How about you just say thank you and be appreciative somebody is thinking about your homeless behind in the first place because I could be out there stampeding over people this Black Friday.... but back to the story...
So I tell them that the food was room temp and gave them the rundown on the fixings... the first couple passed on the idea because they didn't eat greens - gave them the runs... and I guess that's a bad thing when you're homeless...
The next suspect to come along was a younger version of Al B Sure.. like you could tell in his hay day he was the ish.. but now that crack and whatever drug he'd been consuming now made him look like the Crypt Keeper... so he walks by and my b/f asks him if he'd like a plate.. again the same question - is it hot?
Finally I'm thinking in my mind "Dude why don't you blow some of that hot ass never been brushed yuk mouth breath on the food and that should warm it right up" But I'm in the holiday giving spirit and I answer his question.. then he was like well I just don't eat everybody's cooking so what kind of meat did you put in the greens?
By this point I'm fed up and exhausted.. I never knew trying to feed the homeless was such a trying task. I gave up after the last gentleman asked me did I make the stuffing from scratch or was it some stove top....
4 comments:
You gotta be careful with the homeless. Some of them... just... eh... you gotta keep it moving.

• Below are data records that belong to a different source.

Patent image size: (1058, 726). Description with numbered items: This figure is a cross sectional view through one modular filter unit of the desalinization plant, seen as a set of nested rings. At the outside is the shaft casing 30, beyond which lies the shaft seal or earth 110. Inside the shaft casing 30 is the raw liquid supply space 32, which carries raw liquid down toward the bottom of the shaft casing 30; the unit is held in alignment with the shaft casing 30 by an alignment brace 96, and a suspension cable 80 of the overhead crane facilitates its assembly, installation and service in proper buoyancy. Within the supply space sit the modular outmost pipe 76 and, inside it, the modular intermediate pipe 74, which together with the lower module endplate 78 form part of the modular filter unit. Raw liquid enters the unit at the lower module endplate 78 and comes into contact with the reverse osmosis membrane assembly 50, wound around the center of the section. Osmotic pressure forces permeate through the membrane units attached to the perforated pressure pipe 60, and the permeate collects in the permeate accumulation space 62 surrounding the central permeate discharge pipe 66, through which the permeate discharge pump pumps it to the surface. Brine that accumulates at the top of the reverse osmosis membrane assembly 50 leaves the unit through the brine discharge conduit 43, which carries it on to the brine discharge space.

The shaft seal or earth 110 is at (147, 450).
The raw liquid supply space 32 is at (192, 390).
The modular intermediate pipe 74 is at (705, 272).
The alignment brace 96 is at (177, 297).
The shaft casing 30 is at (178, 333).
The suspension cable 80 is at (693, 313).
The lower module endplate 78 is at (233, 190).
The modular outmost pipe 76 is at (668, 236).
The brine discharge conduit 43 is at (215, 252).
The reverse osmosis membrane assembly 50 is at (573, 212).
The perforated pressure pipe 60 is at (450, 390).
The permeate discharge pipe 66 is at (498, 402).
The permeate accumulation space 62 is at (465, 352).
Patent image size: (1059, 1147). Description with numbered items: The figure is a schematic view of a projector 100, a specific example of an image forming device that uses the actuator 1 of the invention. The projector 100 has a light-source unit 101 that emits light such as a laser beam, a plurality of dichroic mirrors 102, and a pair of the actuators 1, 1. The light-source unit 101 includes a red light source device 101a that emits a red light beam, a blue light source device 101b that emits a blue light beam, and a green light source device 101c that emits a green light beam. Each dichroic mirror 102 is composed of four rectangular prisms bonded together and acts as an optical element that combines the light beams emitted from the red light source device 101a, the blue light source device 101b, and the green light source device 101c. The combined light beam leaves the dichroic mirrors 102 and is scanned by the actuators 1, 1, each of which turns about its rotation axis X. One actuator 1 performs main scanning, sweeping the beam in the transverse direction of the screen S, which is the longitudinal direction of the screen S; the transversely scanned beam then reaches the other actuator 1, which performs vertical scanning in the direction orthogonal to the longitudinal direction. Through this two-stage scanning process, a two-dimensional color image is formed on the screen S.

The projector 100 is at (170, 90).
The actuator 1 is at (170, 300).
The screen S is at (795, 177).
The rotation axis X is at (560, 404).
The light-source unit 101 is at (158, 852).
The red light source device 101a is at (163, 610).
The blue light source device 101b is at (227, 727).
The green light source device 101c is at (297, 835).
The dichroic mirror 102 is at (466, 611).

Meanwhile, can we return to why nobody showed up at your house? Shit, I was making the rounds on Thanksgiving... free food? Yes we can!
Oh of course.. I know exactly how the homeless can be shady. That's the reason why the b/f was there the whole time.
I was upset when nobody showed, but the reason behind it all was actually due to a death in the family. Even when someone lives to 94 - it still a sad event.
but i mean the 'is it hot?' is a valid question when you think about it....because how are they going to warm it up?
so really, you thought you were doing a good deed (and you were) but to the homeless people, you were just adding some more junk to they trunk - PUN INTENDED
lol!!!
I would have hit em with a pie to the face. I'm actually mad for you.